This seminar was what I was looking most forward to in our adoption process. First of all I got to spend two whole days back to back with my best friend. Nate and I always have a good time together and when there is no toddler to pull our attention we get to focus on each other. The conference being in Dallas meant 1 hour and 15 mins in the car each way. Which means PLENTY of time to talk. Now to other people this sounds like a beating (we had to be there from 9-5) but to me it sounded GLORIOUS! My “love language” as I have previously mentioned is quality time, so this was like 5 hours of unavoidable quality time! I don’t think Nate felt the same way, BUT we enjoyed our time together nonetheless.
The other reason why this was so exciting for me is the fact that we would be learning about adoption. I have learned (through age, CIS, and graduate school) something that I never realized about myself…I am a huge nerd when it comes to learning about things that I care about, and ADOPTION is towards the top of that list. On the first day of the seminar we talked about grief and loss. We talked about the losses for the birthparent, the adoptive parent, and the child. It was heartbreaking in some ways. Really thinking about what the child might be “losing out on” by not being raised by their biological parents. I realize in many cases, such as international adoption, it is not possible for the biological parents to be a part of the adoption, but learning about open adoption has really made me aware of the benefits of the birthparents being a part of the child’s life. The losses for the birthparents are pretty simple to point out, and when you really think about them, are too much to even comprehend. I know some people don’t understand why there are losses for the adoptive parents, but a lot of that has to do with infertility and the loss of not carrying that specific child for nine months along with missing out on the birthing process of that child. I am starting to understand why we were led to open adoption when that was not our first choice. I think that Nate and I can love not only the child but the parents that so lovingly picked us for the adoptive parents.

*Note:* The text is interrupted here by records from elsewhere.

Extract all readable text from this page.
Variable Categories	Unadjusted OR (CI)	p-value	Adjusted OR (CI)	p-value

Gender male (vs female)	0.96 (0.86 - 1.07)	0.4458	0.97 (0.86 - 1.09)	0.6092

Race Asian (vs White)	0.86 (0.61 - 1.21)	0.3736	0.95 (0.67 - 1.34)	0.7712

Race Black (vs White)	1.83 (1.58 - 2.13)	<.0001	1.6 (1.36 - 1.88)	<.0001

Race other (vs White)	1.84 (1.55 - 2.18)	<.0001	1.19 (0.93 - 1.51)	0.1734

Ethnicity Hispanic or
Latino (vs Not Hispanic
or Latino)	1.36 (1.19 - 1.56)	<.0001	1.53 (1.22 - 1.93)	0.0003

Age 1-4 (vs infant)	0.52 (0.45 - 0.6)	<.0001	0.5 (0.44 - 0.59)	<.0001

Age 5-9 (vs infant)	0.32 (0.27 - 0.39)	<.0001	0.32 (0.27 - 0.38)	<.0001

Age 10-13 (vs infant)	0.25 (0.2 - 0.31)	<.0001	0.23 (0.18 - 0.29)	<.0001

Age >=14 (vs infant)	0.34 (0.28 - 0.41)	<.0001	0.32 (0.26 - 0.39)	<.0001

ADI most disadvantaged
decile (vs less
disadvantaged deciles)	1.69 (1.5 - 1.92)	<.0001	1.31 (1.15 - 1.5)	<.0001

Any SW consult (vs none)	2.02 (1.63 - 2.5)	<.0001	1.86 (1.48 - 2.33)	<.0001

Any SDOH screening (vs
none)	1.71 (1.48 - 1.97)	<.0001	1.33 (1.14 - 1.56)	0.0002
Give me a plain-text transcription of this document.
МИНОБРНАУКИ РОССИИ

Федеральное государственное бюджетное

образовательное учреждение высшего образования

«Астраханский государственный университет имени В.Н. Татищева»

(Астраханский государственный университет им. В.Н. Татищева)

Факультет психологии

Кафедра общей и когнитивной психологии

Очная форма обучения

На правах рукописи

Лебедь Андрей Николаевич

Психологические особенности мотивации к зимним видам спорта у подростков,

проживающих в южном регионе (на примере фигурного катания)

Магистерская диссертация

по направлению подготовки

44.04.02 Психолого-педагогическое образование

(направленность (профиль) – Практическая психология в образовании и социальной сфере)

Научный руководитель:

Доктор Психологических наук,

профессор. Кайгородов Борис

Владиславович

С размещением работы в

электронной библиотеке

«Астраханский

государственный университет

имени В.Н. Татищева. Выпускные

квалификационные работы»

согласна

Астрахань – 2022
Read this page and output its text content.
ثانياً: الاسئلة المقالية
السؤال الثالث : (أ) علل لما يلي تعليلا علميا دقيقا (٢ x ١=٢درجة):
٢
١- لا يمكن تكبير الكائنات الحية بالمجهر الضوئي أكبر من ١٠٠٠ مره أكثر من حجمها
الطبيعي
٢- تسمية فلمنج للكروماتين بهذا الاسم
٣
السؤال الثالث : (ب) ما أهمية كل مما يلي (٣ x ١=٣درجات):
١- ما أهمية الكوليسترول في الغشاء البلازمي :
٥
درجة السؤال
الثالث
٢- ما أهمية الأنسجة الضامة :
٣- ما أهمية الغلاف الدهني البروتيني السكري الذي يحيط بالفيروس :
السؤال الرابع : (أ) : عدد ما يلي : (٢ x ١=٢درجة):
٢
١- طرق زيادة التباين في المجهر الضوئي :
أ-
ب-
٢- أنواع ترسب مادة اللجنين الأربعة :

The second day we spoke about the legal risks that go along with adopting in this way. It started to get pretty heavy until they brought in a couple that had adopted a newborn that was now 8 months old. He was such a cute, sweet little boy. As we were blessed to hear their painful and amazing story, we grew pretty tired. We were then able to watch an entrustment ceremony on video from another couple. During an entrustment ceremony the birth parents literally hand the baby to the adoptive parents. It’s beautiful and heart wrenching at the same time. On our way home Nate and I were exhausted so much so that I am just writing this post and its been 4 days since we attended the seminar.